ANSWER - I can really identify with this question because it was something that really bothered me when I first started practising as a witch. I felt very much that if I wasn't dedicated to it with all my free time I wasn't doing it properly...
Witchcraft/Spiritualism is no different to anything else in life - there is an initial honeymoon period where it is all you think about and it absorbs every element of your life. Then the initial enthusiasm drops out and it becomes harder to maintain the energy you used to invest in it. Eventually you either give it up or adapt your life to fit around it.
The thing that does set the Craft or spiritualism apart is, as you so rightly observe, the guilt you feel at neglecting it. This guilt can take many forms, you might feel you are letting the Gods down, you might feel foolish for having told other people this is your world and then deciding it isn't the reason for your existence. You might feel frustrated that you can't summon that initial passion back again. And if your path has worked for you it is likely you feel some element of cheating yourself. All this is entirely normal and understandable.
The trick to committing to your path in the long term is to achieve a balance. Speaking personally Witchcraft is part of my life but it isn't everything I do. If I pushed everything else to one side I would eventually start to resent the Craft which would be a shame. There are times it plays a more significant role in my life than it does at other times but I feel no guilt if something else takes priority. I barely bothered to acknowledge the Solstice yesterday due to being immersed in a series of very enjoyable books but that doesn't make me feel guilty or less of a witch, it just means that as with most people different things take precedence at different times. Think of it like a new relationship -at the start you want to spend every moment together but after a while you rediscover the value of spending time alone or with friends. It doesn't mean you love your partner any less, it just means that you can't sustain an existence based on him alone.
I think where you are going wrong is making the following of your path into a must do. No matter how much you value you get out of doing something if you make doing it into a daily task you are going to find it becomes mundane and repetitive. Eventually the acts loses significance and becomes another job on the job list. This is worse than useless because it breeds discontent and frustration directed at the very act that was supposed to be helping you in the first place. Setting yourself the challenge of doing anything daily is pretty much always doomed to failure. Life always gets in the way...
My advice is this - strip your path back down to its basics. Drop the idea of daily divination and focus on performing fewer rituals but with greater meaning and undertaken when you feel like doing them not because you feel you ought to do them every day. Set time aside on an adhoc basis to perform divination when you have a need to divine not as part of your daily structure. I often say the same thing to witches who seem to believe their magic will run out if they don't cast on a regular basis. I can go weeks without casting - if I have no discernable reason to use magic then I'm not going to the trouble of casting just for the sake of it. Same thing here, just because you can do something doesn't mean you have to do it everyday. You don't lose the ability and it doesn't make you less of a Witch/Wiccan/Pagan/Spiritualist if you don't work with the skills and abilities you have on a daily basis.
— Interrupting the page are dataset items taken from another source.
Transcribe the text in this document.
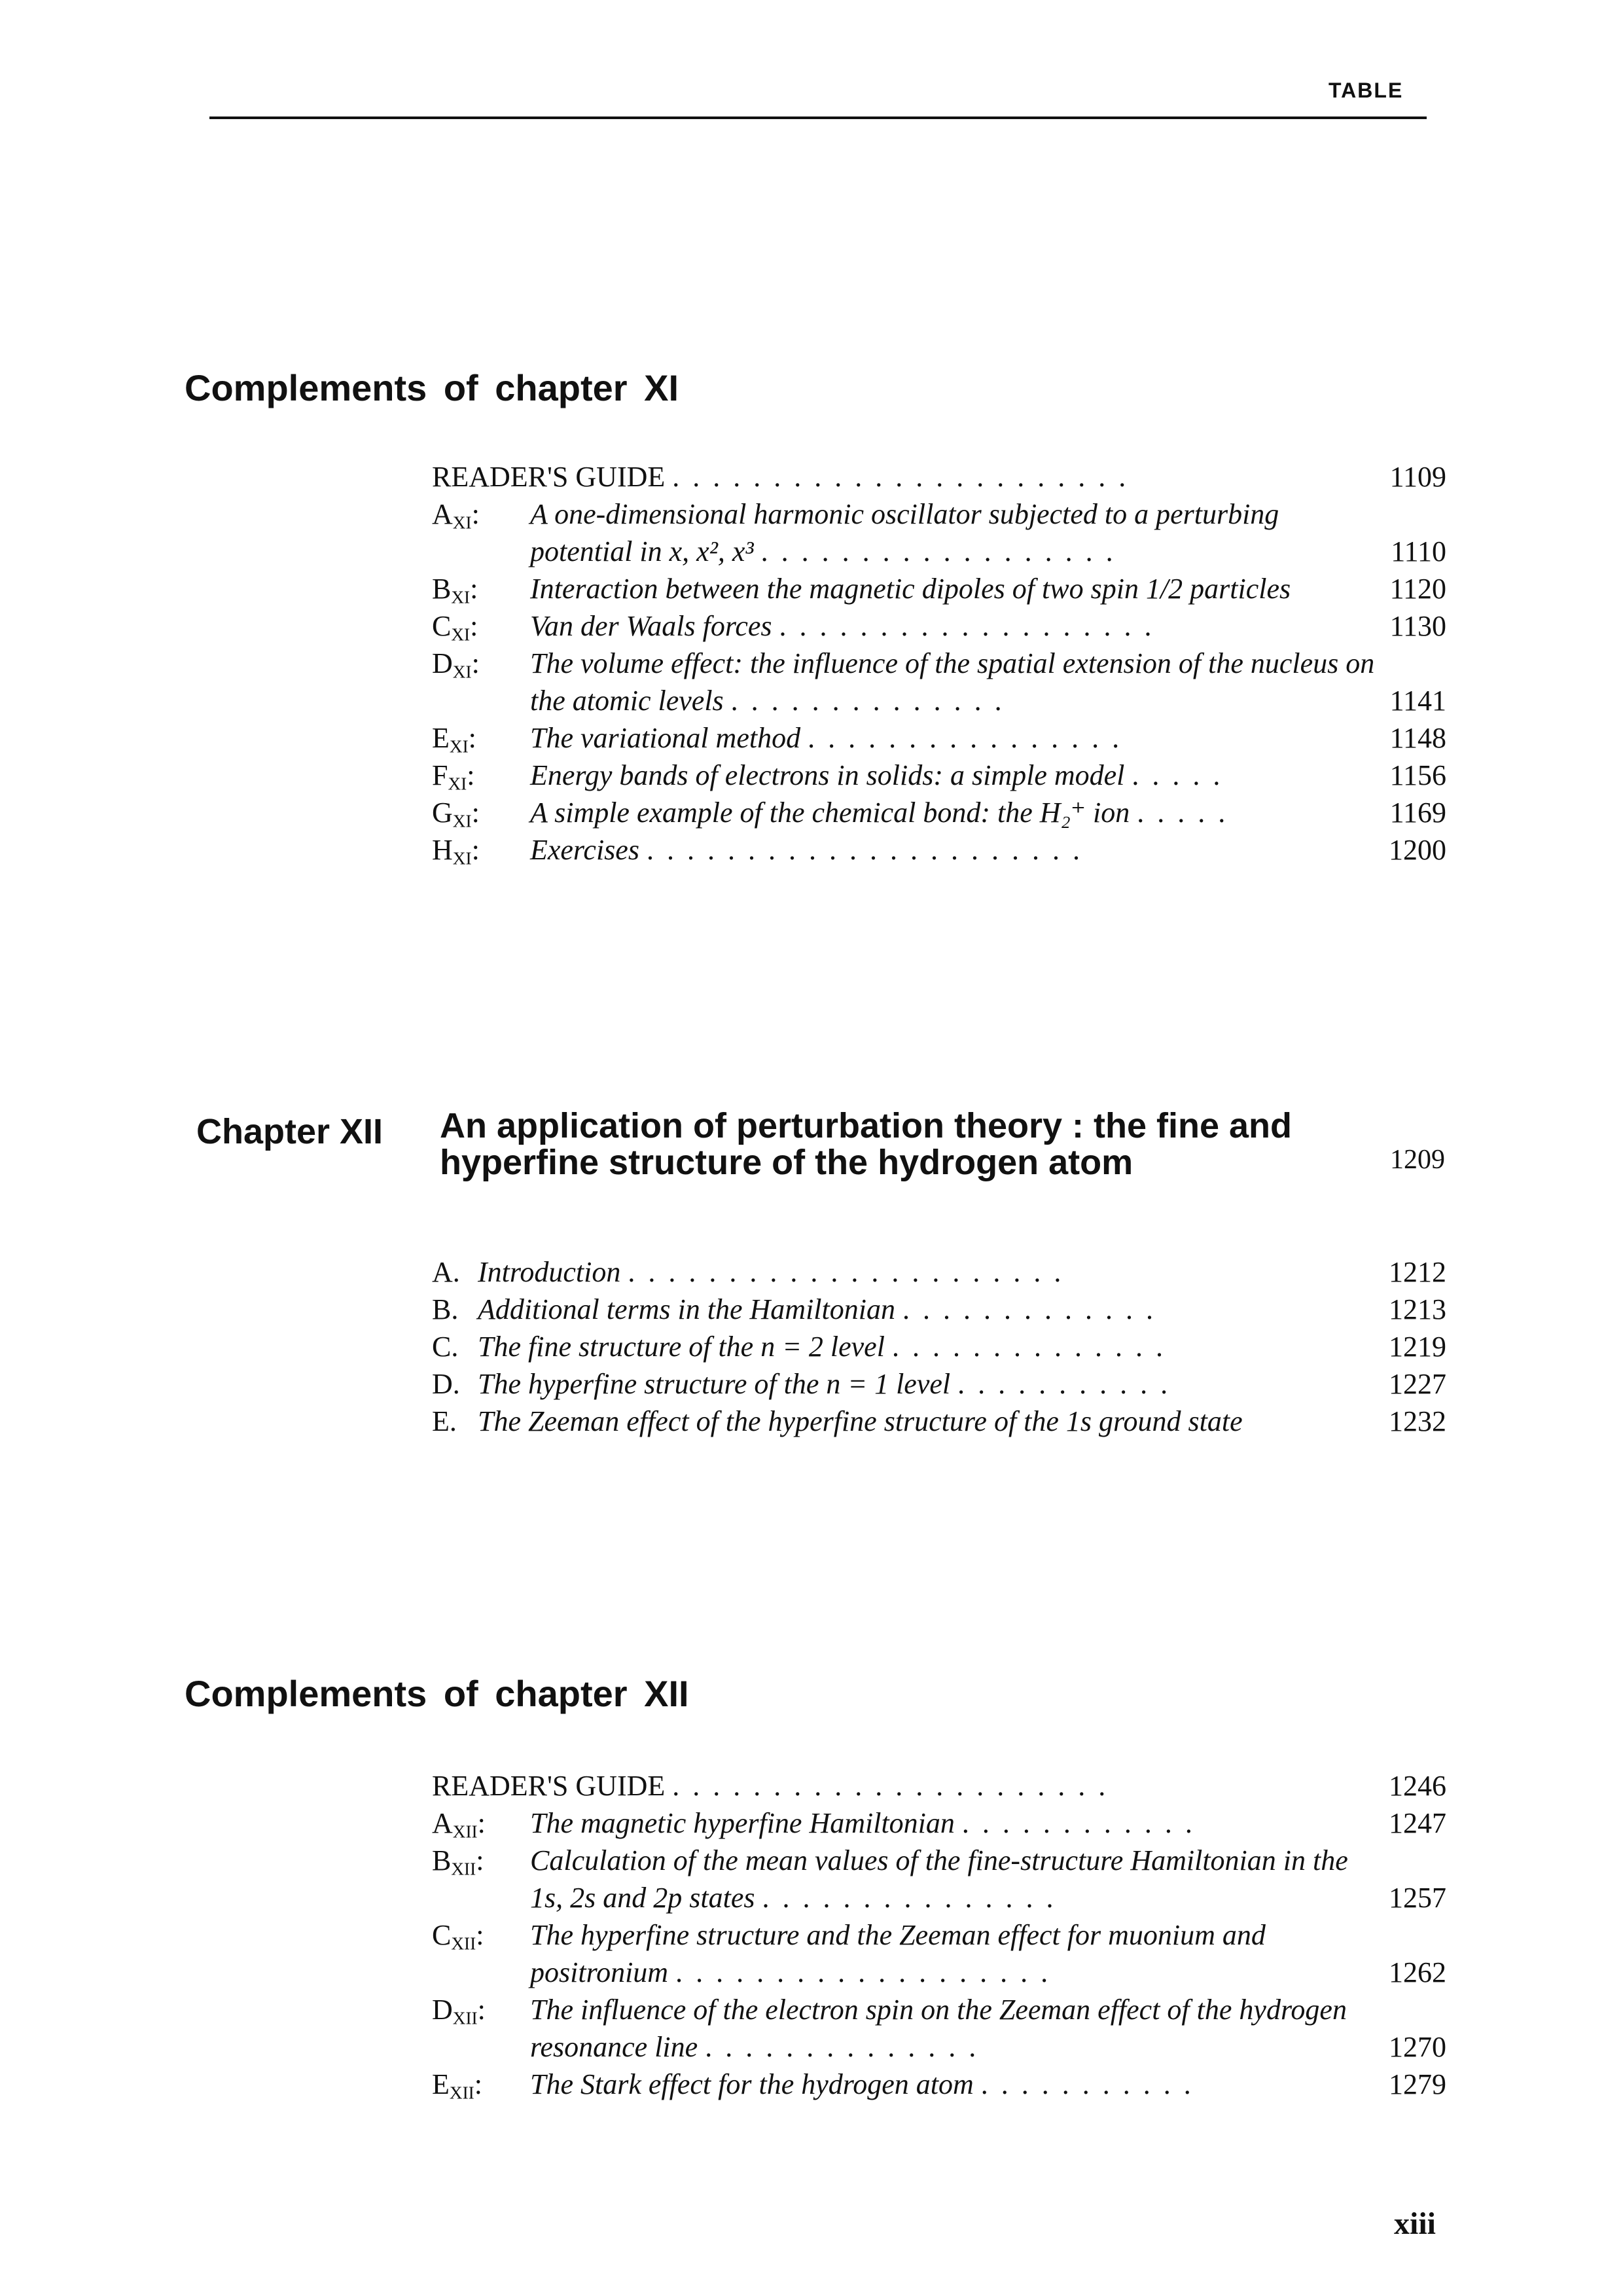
TABLE
Complements of chapter XI
READER'S GUIDE .......................	1109
$A_{XI}$: A one-dimensional harmonic oscillator subjected to a perturbing potential in x, x², x³ ..................	1110
$B_{XI}$: Interaction between the magnetic dipoles of two spin 1/2 particles	1120
$C_{XI}$: Van der Waals forces ...................	1130
$D_{XI}$: The volume effect: the influence of the spatial extension of the nucleus on the atomic levels ..............	1141
$E_{XI}$: The variational method ................	1148
$F_{XI}$: Energy bands of electrons in solids: a simple model .....	1156
$G_{XI}$: A simple example of the chemical bond: the H₂⁺ ion .....	1169
$H_{XI}$: Exercises ......................	1200
Chapter XII An application of perturbation theory : the fine and hyperfine structure of the hydrogen atom	1209
A. Introduction ......................	1212
B. Additional terms in the Hamiltonian .............	1213
C. The fine structure of the n = 2 level ..............	1219
D. The hyperfine structure of the n = 1 level ...........	1227
E. The Zeeman effect of the hyperfine structure of the 1s ground state	1232
Complements of chapter XII
READER'S GUIDE ......................	1246
$A_{XII}$: The magnetic hyperfine Hamiltonian ............	1247
$B_{XII}$: Calculation of the mean values of the fine-structure Hamiltonian in the 1s, 2s and 2p states ...............	1257
$C_{XII}$: The hyperfine structure and the Zeeman effect for muonium and positronium ...................	1262
$D_{XII}$: The influence of the electron spin on the Zeeman effect of the hydrogen resonance line ..............	1270
$E_{XII}$: The Stark effect for the hydrogen atom ...........	1279
xiii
Shrug off the guilt and focus on what your path means to you. You ask for ideas for ritual - I would suggest a binding ritual to remove you from the monotony that your path has become. Take a cloth and tie up all the things you currently associate with your path. Seal the bundle with candle wax and a simple incantation and store them away carefully.
"I seal the work I have done
For a new way has begun."
Then with your tried and trusted (repetitive) ways of following your path behind you, start to look for new ways to move forward. If you've always relied on your tarot cards to divine - go lie on your back in a field and use the clouds. If you've always used candles for spell work try some cord magic. Make yourself the promise that you won't undo your bundle of old ways until you have learned how to be innovative and how to inject new vitality into what you do.
And above all, don't let it become a job. Your path is something you follow because you want to. Embrace it as a part of who you are and take the control back that you will walk it when it suits you to do so and not from a misguided notion that you must do it.